Maybe it’s already mentioned elsewhere, but I find it a bit of a discoverability issue that ImageFiltering contains many things that are useful outside image processing. For example, if I am looking for a function to process a vector, it’s tricky for me to think about ImageFiltering (unless I already know it).

1 Like

Yeah, we should probably rename it ArrayFiltering.jl or something. Would that fix the problem?

7 Likes

Yes, I think it’d make non-image processing people interested in the package more.

We’ve gotten to the point where an image is just an arbitrary-dimensional array where the eltype is <:ColorType. Other than that, JuliaImages is basically an extension of JuliaArrays, one where the notion of “index locality” really matters (i.e., entries with nearby indexes are in some sense related to one another). While some of the manipulations are pretty image-specific (e.g., ImageSegmentation, ImageFeatures), a lot of the material there can be applied to a much wider class of arrays. It makes it a little tricky to decide how to package things.

4 Likes

There is also some increased code complexity/readability, when you want to write generic functions for any dimensionality. And also, when you want to run along different dimension.

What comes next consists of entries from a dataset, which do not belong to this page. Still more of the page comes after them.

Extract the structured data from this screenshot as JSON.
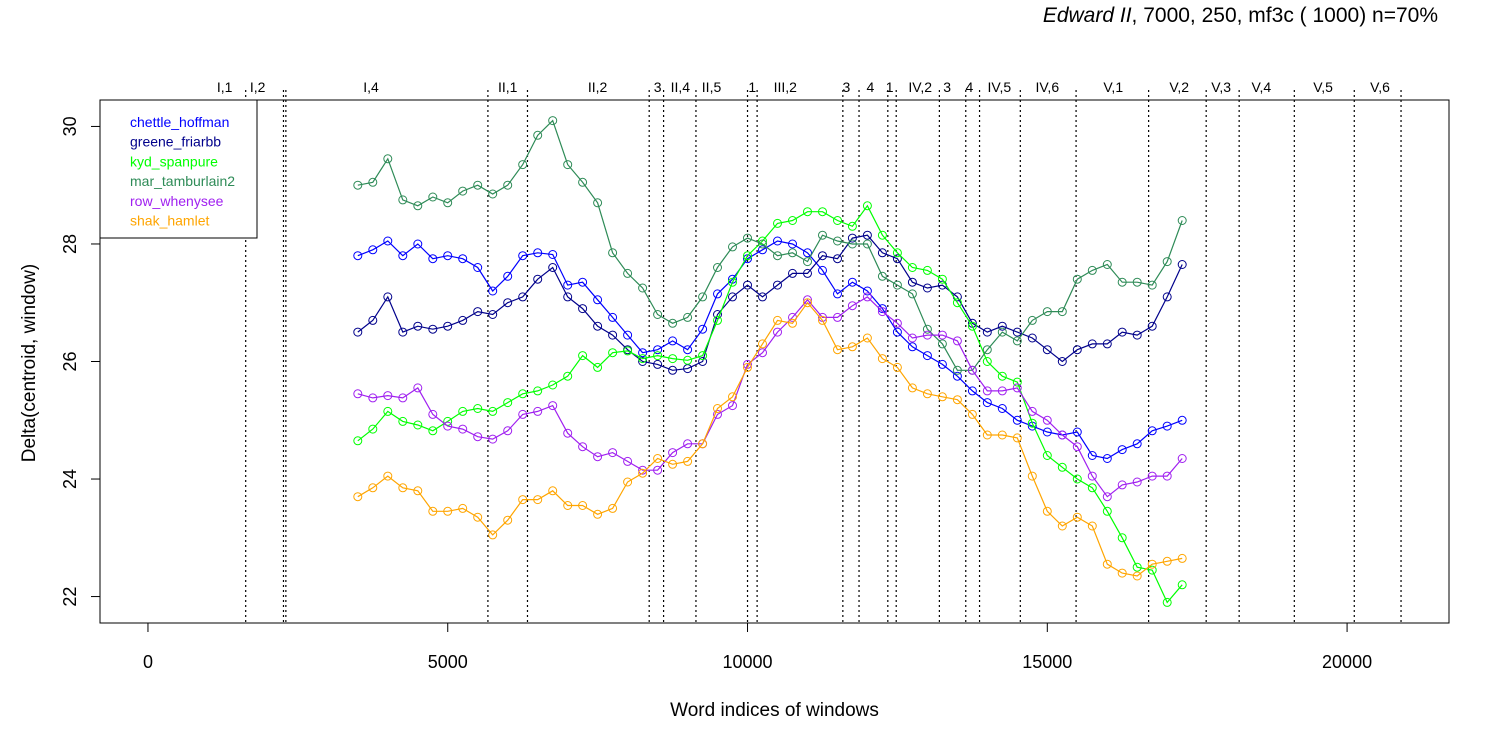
{
  "chart_data": {
    "type": "line",
    "title_italic": "Edward II",
    "title_rest": ", 7000, 250, mf3c ( 1000)   n=70%",
    "xlabel": "Word indices of windows",
    "ylabel": "Delta(centroid, window)",
    "xlim": [
      -800,
      21700
    ],
    "ylim": [
      21.55,
      30.45
    ],
    "xticks": [
      0,
      5000,
      10000,
      15000,
      20000
    ],
    "xtick_labels": [
      "0",
      "5000",
      "10000",
      "15000",
      "20000"
    ],
    "yticks": [
      22,
      24,
      26,
      28,
      30
    ],
    "ytick_labels": [
      "22",
      "24",
      "26",
      "28",
      "30"
    ],
    "legend_position": "top-left",
    "scene_boundaries": [
      1630,
      2260,
      2300,
      5670,
      6330,
      8360,
      8600,
      9140,
      10000,
      10160,
      11590,
      11860,
      12340,
      12480,
      13200,
      13640,
      13870,
      14550,
      15480,
      16690,
      17650,
      18200,
      19120,
      20120,
      20900
    ],
    "scene_labels": [
      {
        "label": "I,1",
        "x": 1280
      },
      {
        "label": "I,2",
        "x": 1830
      },
      {
        "label": "I,4",
        "x": 3720
      },
      {
        "label": "II,1",
        "x": 6000
      },
      {
        "label": "II,2",
        "x": 7500
      },
      {
        "label": "3",
        "x": 8500
      },
      {
        "label": "II,4",
        "x": 8880
      },
      {
        "label": "II,5",
        "x": 9400
      },
      {
        "label": "1",
        "x": 10080
      },
      {
        "label": "III,2",
        "x": 10630
      },
      {
        "label": "3",
        "x": 11650
      },
      {
        "label": "4",
        "x": 12050
      },
      {
        "label": "1",
        "x": 12370
      },
      {
        "label": "IV,2",
        "x": 12880
      },
      {
        "label": "3",
        "x": 13330
      },
      {
        "label": "4",
        "x": 13700
      },
      {
        "label": "IV,5",
        "x": 14200
      },
      {
        "label": "IV,6",
        "x": 15000
      },
      {
        "label": "V,1",
        "x": 16100
      },
      {
        "label": "V,2",
        "x": 17200
      },
      {
        "label": "V,3",
        "x": 17900
      },
      {
        "label": "V,4",
        "x": 18570
      },
      {
        "label": "V,5",
        "x": 19600
      },
      {
        "label": "V,6",
        "x": 20550
      }
    ],
    "x": [
      3500,
      3750,
      4000,
      4250,
      4500,
      4750,
      5000,
      5250,
      5500,
      5750,
      6000,
      6250,
      6500,
      6750,
      7000,
      7250,
      7500,
      7750,
      8000,
      8250,
      8500,
      8750,
      9000,
      9250,
      9500,
      9750,
      10000,
      10250,
      10500,
      10750,
      11000,
      11250,
      11500,
      11750,
      12000,
      12250,
      12500,
      12750,
      13000,
      13250,
      13500,
      13750,
      14000,
      14250,
      14500,
      14750,
      15000,
      15250,
      15500,
      15750,
      16000,
      16250,
      16500,
      16750,
      17000,
      17250
    ],
    "series": [
      {
        "name": "chettle_hoffman",
        "color": "#0000ff",
        "values": [
          27.8,
          27.9,
          28.05,
          27.8,
          28.0,
          27.75,
          27.8,
          27.75,
          27.6,
          27.2,
          27.45,
          27.8,
          27.85,
          27.82,
          27.3,
          27.35,
          27.05,
          26.75,
          26.45,
          26.15,
          26.2,
          26.35,
          26.2,
          26.55,
          27.15,
          27.4,
          27.75,
          27.9,
          28.05,
          28.0,
          27.85,
          27.55,
          27.15,
          27.35,
          27.2,
          26.9,
          26.5,
          26.25,
          26.1,
          25.95,
          25.75,
          25.5,
          25.3,
          25.2,
          25.0,
          24.9,
          24.8,
          24.75,
          24.8,
          24.4,
          24.35,
          24.5,
          24.6,
          24.82,
          24.9,
          25.0
        ]
      },
      {
        "name": "greene_friarbb",
        "color": "#00008b",
        "values": [
          26.5,
          26.7,
          27.1,
          26.5,
          26.6,
          26.55,
          26.6,
          26.7,
          26.85,
          26.8,
          27.0,
          27.1,
          27.4,
          27.6,
          27.1,
          26.9,
          26.6,
          26.45,
          26.2,
          26.0,
          25.95,
          25.85,
          25.88,
          26.0,
          26.8,
          27.1,
          27.3,
          27.1,
          27.3,
          27.5,
          27.5,
          27.8,
          27.75,
          28.1,
          28.15,
          27.85,
          27.75,
          27.35,
          27.25,
          27.3,
          27.1,
          26.65,
          26.5,
          26.6,
          26.5,
          26.4,
          26.2,
          26.0,
          26.2,
          26.3,
          26.3,
          26.5,
          26.45,
          26.6,
          27.1,
          27.65
        ]
      },
      {
        "name": "kyd_spanpure",
        "color": "#00ff00",
        "values": [
          24.65,
          24.85,
          25.15,
          24.98,
          24.92,
          24.82,
          24.98,
          25.15,
          25.2,
          25.15,
          25.3,
          25.45,
          25.5,
          25.6,
          25.75,
          26.1,
          25.9,
          26.15,
          26.18,
          26.05,
          26.1,
          26.05,
          26.02,
          26.1,
          26.7,
          27.35,
          27.8,
          28.05,
          28.35,
          28.4,
          28.55,
          28.55,
          28.4,
          28.3,
          28.65,
          28.15,
          27.85,
          27.6,
          27.55,
          27.4,
          27.0,
          26.6,
          26.0,
          25.75,
          25.65,
          24.95,
          24.4,
          24.2,
          24.0,
          23.85,
          23.45,
          23.0,
          22.5,
          22.45,
          21.9,
          22.2
        ]
      },
      {
        "name": "mar_tamburlain2",
        "color": "#2e8b57",
        "values": [
          29.0,
          29.05,
          29.45,
          28.75,
          28.65,
          28.8,
          28.7,
          28.9,
          29.0,
          28.85,
          29.0,
          29.35,
          29.85,
          30.1,
          29.35,
          29.05,
          28.7,
          27.85,
          27.5,
          27.25,
          26.8,
          26.65,
          26.75,
          27.1,
          27.6,
          27.95,
          28.1,
          28.0,
          27.8,
          27.85,
          27.7,
          28.15,
          28.05,
          28.0,
          28.0,
          27.45,
          27.3,
          27.15,
          26.55,
          26.3,
          25.85,
          25.85,
          26.2,
          26.5,
          26.35,
          26.7,
          26.85,
          26.85,
          27.4,
          27.55,
          27.65,
          27.35,
          27.35,
          27.3,
          27.7,
          28.4
        ]
      },
      {
        "name": "row_whenysee",
        "color": "#a020f0",
        "values": [
          25.45,
          25.38,
          25.42,
          25.38,
          25.55,
          25.1,
          24.9,
          24.85,
          24.72,
          24.68,
          24.82,
          25.1,
          25.15,
          25.25,
          24.78,
          24.55,
          24.38,
          24.45,
          24.3,
          24.15,
          24.15,
          24.45,
          24.6,
          24.6,
          25.1,
          25.25,
          25.95,
          26.15,
          26.5,
          26.75,
          27.05,
          26.75,
          26.75,
          26.95,
          27.1,
          26.85,
          26.65,
          26.4,
          26.45,
          26.45,
          26.35,
          25.85,
          25.5,
          25.5,
          25.55,
          25.15,
          25.0,
          24.75,
          24.55,
          24.05,
          23.7,
          23.9,
          23.95,
          24.05,
          24.05,
          24.35
        ]
      },
      {
        "name": "shak_hamlet",
        "color": "#ffa500",
        "values": [
          23.7,
          23.85,
          24.05,
          23.85,
          23.8,
          23.45,
          23.45,
          23.5,
          23.35,
          23.05,
          23.3,
          23.65,
          23.65,
          23.8,
          23.55,
          23.55,
          23.4,
          23.5,
          23.95,
          24.1,
          24.35,
          24.25,
          24.3,
          24.6,
          25.2,
          25.4,
          25.9,
          26.3,
          26.7,
          26.65,
          27.0,
          26.7,
          26.2,
          26.25,
          26.4,
          26.05,
          25.9,
          25.55,
          25.45,
          25.4,
          25.35,
          25.1,
          24.75,
          24.75,
          24.7,
          24.05,
          23.45,
          23.2,
          23.35,
          23.2,
          22.55,
          22.4,
          22.35,
          22.55,
          22.6,
          22.65
        ]
      }
    ]
  }
}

Sure, but we’ve worked quite hard to make sure that multidimensional code is easy to write, and very readable, in Julia (Multidimensional algorithms and iteration). Is the small extra complexity of handling arbitrary indexes and arbitrary dimensionality really worth a whole bunch of packages that duplicate functionality?

2 Likes

Yeah, there’s a lot of overlap in DSP.jl’s conv / filt / resample functions - it would be good to do a pass through to see where they should be merged together.

1 Like

I agree. The onus should probably be on me to get that rolling: I’ve been talking about splitting/renaming ImageFiltering for some time, and the package is anyway due for an overhaul to take advantage of some of the nice features of modern Julia versions.

3 Likes

I think, when writing some new functions, it is easier to start with 1-dimensional case for simplicity, then debug it, and then it can be rewritten to multi-dimensional case, if applicable. And if there are some notable performance differences OR extra code complexity, we can leave both implementations.

It’s nice to have one implementation for 2 and more dimensions. But combining 1 and many has some extra burden, e.g. in DataStructures we have 1-dimensional CircularDeque, and there is no need to rewrite it for multidimensional deque with pushes along selected dims. If we really need that, it can be just added in separate source file.